Mother Teresa and John Paul II were the flip side of that. I would even say they were the antidote.
It would be hard to overstate the importance of Mother Teresa and John Paul II to a Catholic my age who felt an attachment to his Catholic identity. One, albeit imperfect, analogy I can think of is what seeing the actress Nichelle Nichols playing Lieutenant Uhura on Star Trek meant to young African-American women in the 1960s. I felt represented. Seeing Mother Teresa and John Paul II made me proud of who I am, as a Catholic, and it gave me something to shoot for.
But of course, it was much more than that. Having these two living examples made me believe Catholicism was everything it claimed to be, despite any evidence to the contrary on the local level. Catholicism wasn’t just felt tip banners and lousy preaching and the same two or three terrible folk songs over and over again.
Catholicism was real. It could topple the powerful. It could love the lowly. The Three Persons in one God, Jesus Christ true God and true Man, His Immaculate Mother, all of it was true.
And following this truth to the utmost can produce a Mother Teresa, whom even the jaded world of the late 20th century knew to be a living saint. That was Mother Teresa’s greatest gift to the world in which I lived. She showed us that Christian sanctity is real.
Much has been made of the book by her spiritual director, who revealed that Mother Teresa felt an absence of God for 50 years. Those who think this revelation exposes Catholic sanctity as false completely miss the truly shocking thing about it. If anything, it reveals Mother Teresa as an even greater saint than we knew in her lifetime, perhaps one of the greatest in the 2,000 years of Christianity.
Those familiar with the topic know that it is common for mystics to have an experience of union with Christ followed by a period of “spiritual dryness,” a “dark night of the soul” that is actually from God and to their ultimate benefit.
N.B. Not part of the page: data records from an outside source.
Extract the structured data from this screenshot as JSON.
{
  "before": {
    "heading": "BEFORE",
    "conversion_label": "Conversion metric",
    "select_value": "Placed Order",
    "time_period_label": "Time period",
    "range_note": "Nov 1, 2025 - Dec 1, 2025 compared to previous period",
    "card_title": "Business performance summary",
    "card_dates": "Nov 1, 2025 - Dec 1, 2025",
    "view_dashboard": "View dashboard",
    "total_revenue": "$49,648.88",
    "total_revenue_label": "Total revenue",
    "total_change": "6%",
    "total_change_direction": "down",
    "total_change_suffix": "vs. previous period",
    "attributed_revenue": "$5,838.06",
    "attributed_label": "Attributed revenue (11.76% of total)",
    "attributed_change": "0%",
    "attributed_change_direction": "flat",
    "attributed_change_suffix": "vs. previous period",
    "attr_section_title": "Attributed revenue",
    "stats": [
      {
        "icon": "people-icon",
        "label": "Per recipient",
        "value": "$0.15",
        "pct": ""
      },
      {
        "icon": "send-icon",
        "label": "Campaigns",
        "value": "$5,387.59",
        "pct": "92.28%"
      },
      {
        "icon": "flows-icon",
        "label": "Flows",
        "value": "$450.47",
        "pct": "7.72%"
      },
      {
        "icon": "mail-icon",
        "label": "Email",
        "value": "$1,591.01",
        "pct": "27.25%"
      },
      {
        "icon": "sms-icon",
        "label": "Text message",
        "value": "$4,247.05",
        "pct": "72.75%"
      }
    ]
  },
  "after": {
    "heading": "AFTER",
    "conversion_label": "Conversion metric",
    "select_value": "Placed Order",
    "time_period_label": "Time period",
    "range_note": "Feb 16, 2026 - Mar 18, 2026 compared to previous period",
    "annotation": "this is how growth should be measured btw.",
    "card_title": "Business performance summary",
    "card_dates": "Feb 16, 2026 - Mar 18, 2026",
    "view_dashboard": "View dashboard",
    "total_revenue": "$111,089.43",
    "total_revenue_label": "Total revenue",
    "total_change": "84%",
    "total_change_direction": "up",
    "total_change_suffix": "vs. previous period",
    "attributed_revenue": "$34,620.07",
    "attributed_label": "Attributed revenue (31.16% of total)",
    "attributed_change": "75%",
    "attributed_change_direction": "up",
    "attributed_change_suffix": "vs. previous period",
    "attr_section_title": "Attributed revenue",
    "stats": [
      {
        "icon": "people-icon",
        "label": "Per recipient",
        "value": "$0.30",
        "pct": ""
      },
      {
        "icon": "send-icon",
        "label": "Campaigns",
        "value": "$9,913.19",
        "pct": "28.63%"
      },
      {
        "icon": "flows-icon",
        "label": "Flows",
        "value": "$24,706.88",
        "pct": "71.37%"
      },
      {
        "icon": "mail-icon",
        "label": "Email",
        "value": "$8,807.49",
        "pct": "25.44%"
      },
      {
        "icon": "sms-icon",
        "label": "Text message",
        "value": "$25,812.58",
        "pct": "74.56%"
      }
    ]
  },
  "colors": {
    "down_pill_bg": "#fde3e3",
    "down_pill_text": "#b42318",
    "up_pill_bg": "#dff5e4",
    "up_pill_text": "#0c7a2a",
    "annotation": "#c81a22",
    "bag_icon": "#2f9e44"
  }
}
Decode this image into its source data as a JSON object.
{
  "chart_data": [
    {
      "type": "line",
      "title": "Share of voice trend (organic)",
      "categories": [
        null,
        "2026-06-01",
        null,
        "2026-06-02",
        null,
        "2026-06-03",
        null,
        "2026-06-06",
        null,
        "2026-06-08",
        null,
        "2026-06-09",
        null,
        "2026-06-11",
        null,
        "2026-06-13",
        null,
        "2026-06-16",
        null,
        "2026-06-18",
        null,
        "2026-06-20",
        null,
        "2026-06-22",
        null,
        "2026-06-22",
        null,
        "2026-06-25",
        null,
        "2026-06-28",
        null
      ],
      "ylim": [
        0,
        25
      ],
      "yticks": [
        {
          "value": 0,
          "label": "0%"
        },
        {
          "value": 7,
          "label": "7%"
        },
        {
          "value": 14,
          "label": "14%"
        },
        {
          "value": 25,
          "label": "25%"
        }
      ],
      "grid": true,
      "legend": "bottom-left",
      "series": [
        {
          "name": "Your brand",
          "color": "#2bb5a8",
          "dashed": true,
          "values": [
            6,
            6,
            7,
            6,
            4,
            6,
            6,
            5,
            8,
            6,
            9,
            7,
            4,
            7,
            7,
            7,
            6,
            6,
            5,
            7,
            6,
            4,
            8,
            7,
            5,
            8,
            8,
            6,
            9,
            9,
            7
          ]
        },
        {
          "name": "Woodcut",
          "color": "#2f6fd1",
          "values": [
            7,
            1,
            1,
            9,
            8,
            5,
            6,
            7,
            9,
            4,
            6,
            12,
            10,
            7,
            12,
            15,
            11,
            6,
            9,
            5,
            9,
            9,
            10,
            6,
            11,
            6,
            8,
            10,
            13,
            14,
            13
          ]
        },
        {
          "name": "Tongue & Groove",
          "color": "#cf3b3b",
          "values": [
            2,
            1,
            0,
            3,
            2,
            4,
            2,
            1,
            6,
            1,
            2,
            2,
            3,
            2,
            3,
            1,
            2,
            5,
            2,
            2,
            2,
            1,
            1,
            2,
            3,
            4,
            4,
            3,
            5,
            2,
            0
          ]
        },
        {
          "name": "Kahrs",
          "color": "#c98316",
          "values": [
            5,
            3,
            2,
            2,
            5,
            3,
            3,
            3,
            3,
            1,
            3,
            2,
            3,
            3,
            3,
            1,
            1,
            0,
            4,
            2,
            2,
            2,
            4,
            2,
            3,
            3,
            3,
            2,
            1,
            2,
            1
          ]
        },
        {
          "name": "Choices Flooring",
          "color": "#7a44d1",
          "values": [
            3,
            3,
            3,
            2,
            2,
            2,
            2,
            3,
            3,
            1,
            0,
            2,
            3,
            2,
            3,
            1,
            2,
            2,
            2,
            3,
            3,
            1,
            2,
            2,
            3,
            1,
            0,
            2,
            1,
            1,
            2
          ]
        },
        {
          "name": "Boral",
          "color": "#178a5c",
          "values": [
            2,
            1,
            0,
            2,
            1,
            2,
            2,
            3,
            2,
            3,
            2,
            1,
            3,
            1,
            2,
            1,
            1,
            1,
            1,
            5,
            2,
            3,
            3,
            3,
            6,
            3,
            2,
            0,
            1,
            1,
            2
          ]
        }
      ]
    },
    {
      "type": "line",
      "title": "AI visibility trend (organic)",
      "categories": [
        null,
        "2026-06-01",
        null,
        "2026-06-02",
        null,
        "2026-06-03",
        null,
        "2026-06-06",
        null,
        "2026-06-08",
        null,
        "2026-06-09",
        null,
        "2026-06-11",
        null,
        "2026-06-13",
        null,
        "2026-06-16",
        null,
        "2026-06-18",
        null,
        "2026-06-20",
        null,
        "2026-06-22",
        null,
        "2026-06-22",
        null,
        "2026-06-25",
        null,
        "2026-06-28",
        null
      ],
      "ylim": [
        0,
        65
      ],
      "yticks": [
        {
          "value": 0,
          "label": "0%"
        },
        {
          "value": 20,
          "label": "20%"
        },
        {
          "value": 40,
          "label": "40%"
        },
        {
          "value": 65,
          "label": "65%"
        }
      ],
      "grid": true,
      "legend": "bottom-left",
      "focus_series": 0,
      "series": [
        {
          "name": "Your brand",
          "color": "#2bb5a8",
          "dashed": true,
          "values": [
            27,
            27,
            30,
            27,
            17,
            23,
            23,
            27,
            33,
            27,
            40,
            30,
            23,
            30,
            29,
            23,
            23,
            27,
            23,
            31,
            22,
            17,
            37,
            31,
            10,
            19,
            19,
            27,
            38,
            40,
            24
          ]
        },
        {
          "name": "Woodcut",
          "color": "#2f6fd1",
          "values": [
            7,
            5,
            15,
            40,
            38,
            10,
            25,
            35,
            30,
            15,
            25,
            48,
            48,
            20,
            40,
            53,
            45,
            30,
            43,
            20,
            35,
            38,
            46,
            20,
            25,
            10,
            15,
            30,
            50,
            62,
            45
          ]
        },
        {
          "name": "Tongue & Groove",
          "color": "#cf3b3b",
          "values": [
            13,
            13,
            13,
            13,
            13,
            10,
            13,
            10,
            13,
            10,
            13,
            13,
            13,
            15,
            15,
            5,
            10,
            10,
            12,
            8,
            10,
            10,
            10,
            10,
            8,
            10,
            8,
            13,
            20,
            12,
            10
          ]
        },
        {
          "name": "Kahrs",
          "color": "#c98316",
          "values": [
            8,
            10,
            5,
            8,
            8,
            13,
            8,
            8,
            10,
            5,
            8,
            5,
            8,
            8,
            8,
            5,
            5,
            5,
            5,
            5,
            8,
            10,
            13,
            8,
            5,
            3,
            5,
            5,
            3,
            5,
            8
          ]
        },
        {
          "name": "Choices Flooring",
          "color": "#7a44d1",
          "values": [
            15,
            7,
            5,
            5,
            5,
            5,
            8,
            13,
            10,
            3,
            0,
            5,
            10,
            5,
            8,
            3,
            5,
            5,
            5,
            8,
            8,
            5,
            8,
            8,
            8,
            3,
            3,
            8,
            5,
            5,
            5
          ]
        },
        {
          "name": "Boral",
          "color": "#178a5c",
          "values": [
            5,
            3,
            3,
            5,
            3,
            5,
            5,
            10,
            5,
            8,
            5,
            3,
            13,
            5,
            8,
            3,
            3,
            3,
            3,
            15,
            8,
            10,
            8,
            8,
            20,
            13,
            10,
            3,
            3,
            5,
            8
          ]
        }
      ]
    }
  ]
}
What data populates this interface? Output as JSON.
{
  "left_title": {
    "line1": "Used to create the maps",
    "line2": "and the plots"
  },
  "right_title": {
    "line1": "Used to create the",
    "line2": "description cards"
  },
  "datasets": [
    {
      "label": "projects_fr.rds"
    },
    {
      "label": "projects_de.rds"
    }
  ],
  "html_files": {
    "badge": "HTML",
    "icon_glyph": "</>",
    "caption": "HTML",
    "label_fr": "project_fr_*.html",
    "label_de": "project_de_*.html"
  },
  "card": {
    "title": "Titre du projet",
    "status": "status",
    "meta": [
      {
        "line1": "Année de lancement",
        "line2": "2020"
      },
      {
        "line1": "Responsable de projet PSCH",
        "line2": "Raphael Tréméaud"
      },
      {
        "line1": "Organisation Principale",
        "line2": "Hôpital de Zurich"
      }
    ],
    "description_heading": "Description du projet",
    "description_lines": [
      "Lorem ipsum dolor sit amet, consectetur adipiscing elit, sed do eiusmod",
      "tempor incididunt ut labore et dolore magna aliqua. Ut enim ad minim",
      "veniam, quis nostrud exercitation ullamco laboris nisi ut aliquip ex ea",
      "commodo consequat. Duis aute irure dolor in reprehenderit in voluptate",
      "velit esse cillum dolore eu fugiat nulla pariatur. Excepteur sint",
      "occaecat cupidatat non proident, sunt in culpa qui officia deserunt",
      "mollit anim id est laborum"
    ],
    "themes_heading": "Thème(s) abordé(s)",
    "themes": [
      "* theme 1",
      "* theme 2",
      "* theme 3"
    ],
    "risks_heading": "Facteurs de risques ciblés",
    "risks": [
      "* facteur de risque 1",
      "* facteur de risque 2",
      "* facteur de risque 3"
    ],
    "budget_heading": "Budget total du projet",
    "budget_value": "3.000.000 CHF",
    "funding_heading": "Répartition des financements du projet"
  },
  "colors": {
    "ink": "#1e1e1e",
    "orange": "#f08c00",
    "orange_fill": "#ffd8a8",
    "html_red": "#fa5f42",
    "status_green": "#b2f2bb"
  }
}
That Mother Teresa experienced this for 50 years and still was the person she was, still accomplished the things she did, without any special consolations from Heaven shows a sanctity that is off the charts. Her sanctity likely exceeds that of other famous saints who experienced the same thing but for much shorter periods of time.
Thank you Holy Church, for canonizing this holy woman. Thank you Mother Teresa, for showing the world of my lifetime that sanctity is real. Saint Teresa of Kolkata, pray for us—and for this new generation finding their way home to the Catholic Church.